We found that both scales were reliable and valid for assessing burnout. Among nurse participants, the percentage of severe burnout was 0.7% and burnout was 15.8%, and 17.2% of nurses were exhausted. The best predictor of burnout was "on-duty work schedule" that clinical nurses have to work for 24 hours. In the causal model, we also found similarity and difference pathways in comparison with the original model.

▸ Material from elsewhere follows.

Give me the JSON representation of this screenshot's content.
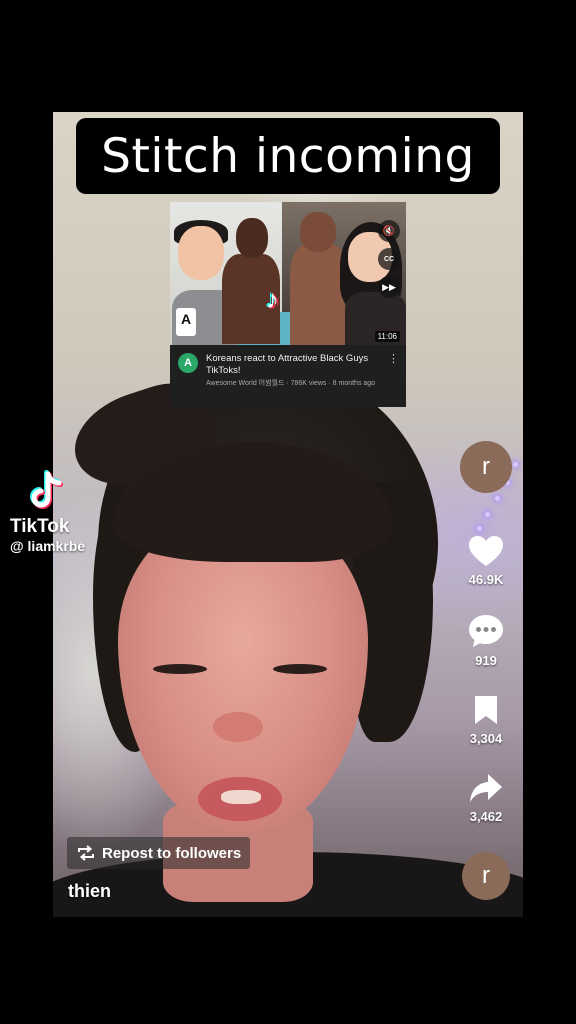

Vietnamese MBI-GS and AWS were applicable to research on occupational stress. Nearly one-fifth of Vietnamese clinical nurses were working in burnout state. The causal model suggested a range of factors resulting in burnout, and it is necessary to consider the specific solution to prevent burnout problem.
本研究旨在创建越南语版的马氏倦怠量表通用版(MBI - GS)和工作生活领域量表(AWS),以评估越南临床护士的倦怠状态,并建立临床护士倦怠的因果模型。
我们采用横断面调查进行描述性设计。问卷由护理部门直接分发给三家医院的500名临床护士。随后对越南语版的MBI - GS和AWS进行信效度检验。我们使用修订后的枯竭 +1倦怠分类来评估倦怠状态。我们基于Leiter和Maslach的理论,在原始模型的基础上进行路径分析,以建立越南语因果模型。
我们发现这两个量表在评估倦怠方面都是可靠且有效的。在护士参与者中,严重倦怠的比例为0.7%,倦怠的比例为15.8%,17.2%的护士处于枯竭状态。倦怠的最佳预测因素是临床护士必须工作24小时的“值班工作时间表”。在因果模型中,与原始模型相比,我们还发现了相似和不同的路径。
越南语版的MBI - GS和AWS适用于职业压力研究。近五分之一的越南临床护士处于倦怠状态工作。因果模型表明了一系列导致倦怠的因素,有必要考虑具体的解决方案来预防倦怠问题。